Het nut van slapen is om opgelopen DNA-schade in zenuwcellen te repareren. Zo concludeert een team Israëlische wetenschappers aan de hand van een onderzoek met zebravisjes. Het is voor het eerst dat wetenschappers een reden vinden waarom slaap voor individuele cellen nuttig kan zijn.
Waarom slapen mensen en dieren eigenlijk? En, waarom functioneren we zonder slaap ineens een stuk slechter? Het zijn vragen waar wetenschappers zich al lang het hoofd over breken. Het onderzoeksteam van de Bar-Ilan Universiteit bestudeerde hersencellen van zebravisjes in een poging meer over het nut van slaap te leren. De visjes worden vaak in wetenschappelijk onderzoek gebruikt. Onder meer omdat ze doorzichtig zijn. Onder een microscoop kun je ze gemakkelijk bekijken, en zelfs individuele cellen volgen. De wetenschappers volgden voor dit onderzoek live een aantal hersencellen, terwijl de zebravisjes sliepen en wakker waren. Ze zoomden in op de activiteit van de chromosomen in de celkern.

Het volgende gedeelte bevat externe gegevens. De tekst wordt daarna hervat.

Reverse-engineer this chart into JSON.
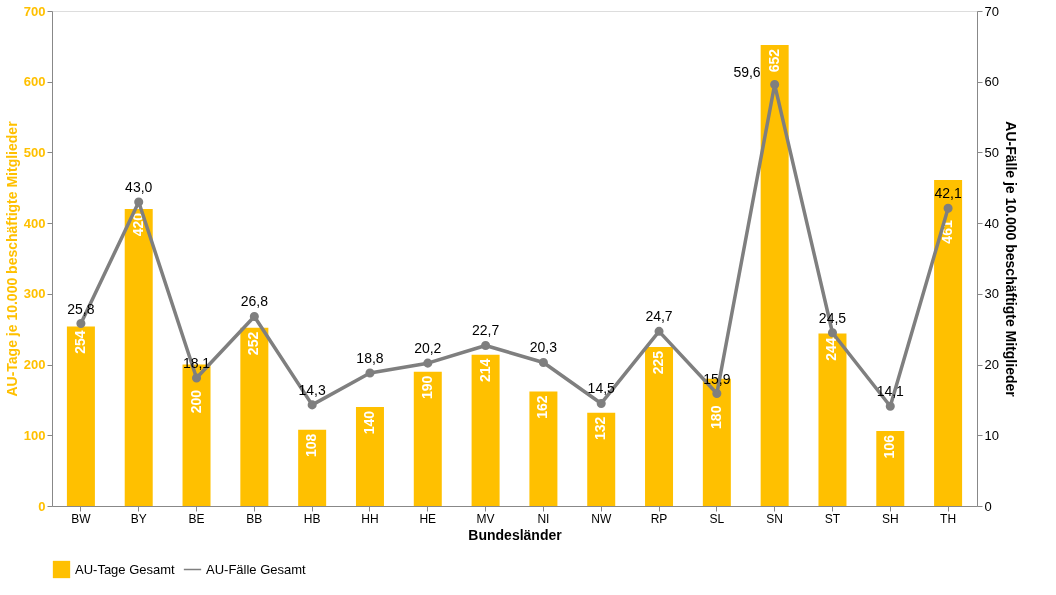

"De verhoogde activiteit van de chromosomen van zebravisjes wijst volgens de wetenschappers op actieve reparatiesystemen die DNA-schade kunnen herstellen"

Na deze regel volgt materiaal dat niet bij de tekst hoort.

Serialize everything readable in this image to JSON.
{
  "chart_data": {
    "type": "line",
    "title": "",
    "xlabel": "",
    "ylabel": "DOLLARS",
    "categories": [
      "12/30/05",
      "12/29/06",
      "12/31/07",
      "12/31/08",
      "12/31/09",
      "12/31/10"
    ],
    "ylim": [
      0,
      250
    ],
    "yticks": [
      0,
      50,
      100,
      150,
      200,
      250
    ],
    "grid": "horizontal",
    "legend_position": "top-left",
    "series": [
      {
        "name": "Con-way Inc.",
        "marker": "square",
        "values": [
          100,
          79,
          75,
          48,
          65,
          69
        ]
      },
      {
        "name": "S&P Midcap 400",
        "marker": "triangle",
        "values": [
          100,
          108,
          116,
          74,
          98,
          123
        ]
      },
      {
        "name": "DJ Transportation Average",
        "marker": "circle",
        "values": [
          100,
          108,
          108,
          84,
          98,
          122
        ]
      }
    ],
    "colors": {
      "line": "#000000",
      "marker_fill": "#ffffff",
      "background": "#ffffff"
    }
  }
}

Uit de proef bleek dat de chromosomen actiever waren als de zebravisjes sliepen dan terwijl ze wakker waren. Die activiteit wijst volgens de wetenschappers op actieve reparatiesystemen die DNA-schade kunnen herstellen. Ook in de wakkere visjes waren die systemen actief maar voerden ze hun werk niet goed genoeg uit. Daaruit concluderen de biologen dat het brein een tijdje geen of minder input van de buitenwereld nodig heeft om eventuele DNA-schade te repareren.

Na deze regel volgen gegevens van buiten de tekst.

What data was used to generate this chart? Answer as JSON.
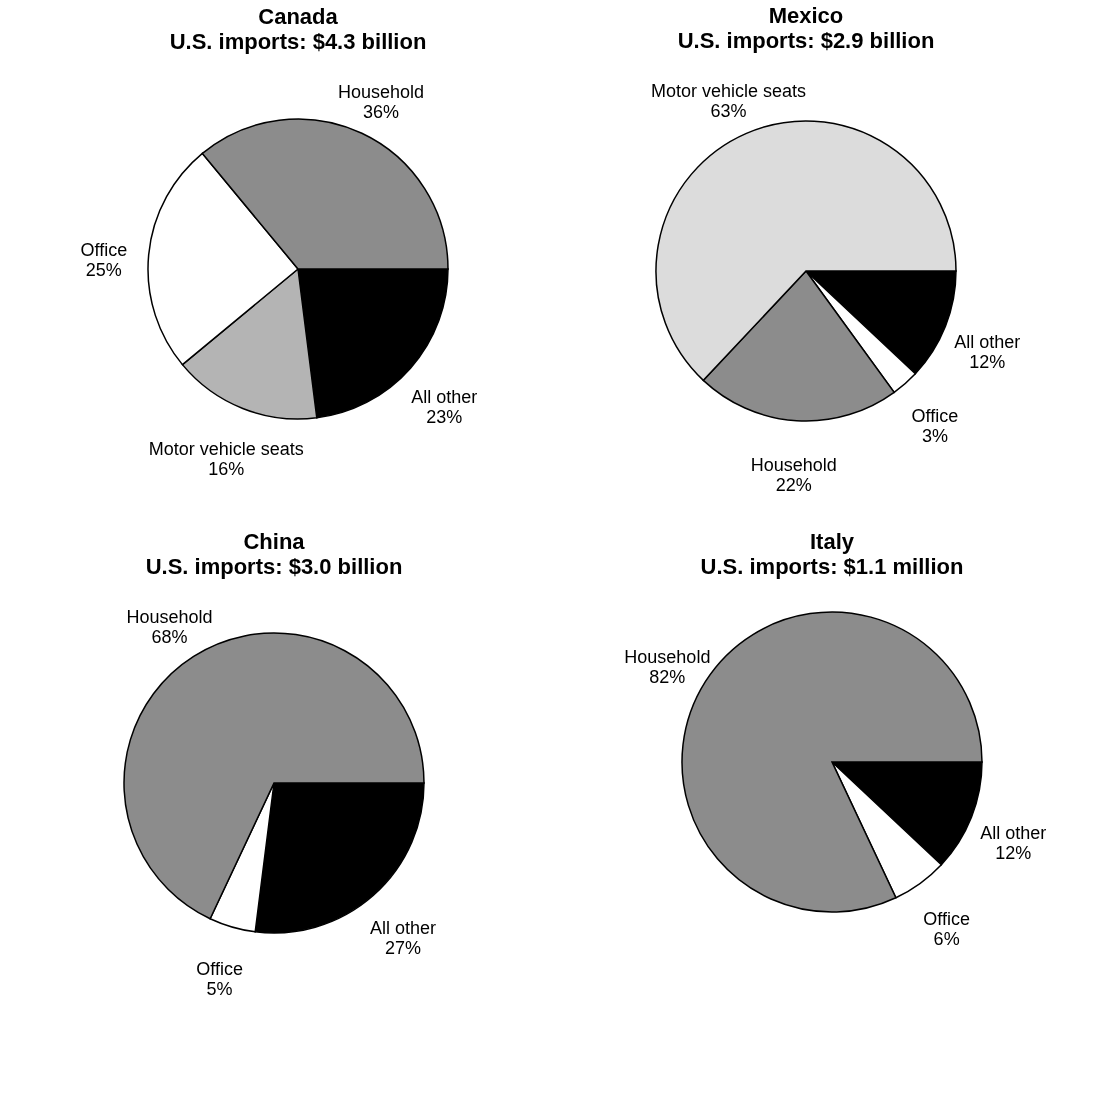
{
  "chart_data": [
    {
      "type": "pie",
      "title": "Canada",
      "subtitle": "U.S. imports:  $4.3 billion",
      "categories": [
        "All other",
        "Motor vehicle seats",
        "Office",
        "Household"
      ],
      "values": [
        23,
        16,
        25,
        36
      ],
      "value_labels": [
        "23%",
        "16%",
        "25%",
        "36%"
      ],
      "colors": [
        "#000000",
        "#b4b4b4",
        "#ffffff",
        "#8c8c8c"
      ]
    },
    {
      "type": "pie",
      "title": "Mexico",
      "subtitle": "U.S. imports:  $2.9 billion",
      "categories": [
        "All other",
        "Office",
        "Household",
        "Motor vehicle seats"
      ],
      "values": [
        12,
        3,
        22,
        63
      ],
      "value_labels": [
        "12%",
        "3%",
        "22%",
        "63%"
      ],
      "colors": [
        "#000000",
        "#ffffff",
        "#8c8c8c",
        "#dcdcdc"
      ]
    },
    {
      "type": "pie",
      "title": "China",
      "subtitle": "U.S. imports:  $3.0 billion",
      "categories": [
        "All other",
        "Office",
        "Household"
      ],
      "values": [
        27,
        5,
        68
      ],
      "value_labels": [
        "27%",
        "5%",
        "68%"
      ],
      "colors": [
        "#000000",
        "#ffffff",
        "#8c8c8c"
      ]
    },
    {
      "type": "pie",
      "title": "Italy",
      "subtitle": "U.S. imports:  $1.1 million",
      "categories": [
        "All other",
        "Office",
        "Household"
      ],
      "values": [
        12,
        6,
        82
      ],
      "value_labels": [
        "12%",
        "6%",
        "82%"
      ],
      "colors": [
        "#000000",
        "#ffffff",
        "#8c8c8c"
      ]
    }
  ]
}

Te veel schade aan het DNA kan namelijk leiden tot celdood, ongeremde celdelingen of cellen die stoppen met delen. En dat kan er weer voor zorgen dat je brein minder goed functioneert of dat je ziek wordt. DNA-schade loopt iedereen op door bijvoorbeeld uv-straling, maar ook door normale biologische processen in cellen.
In verder onderzoek gaan de biologen bekijken of de resultaten ook bij andere dieren te zien zijn.
De bevindingen zijn gepubliceerd in het vakblad Nature Communications.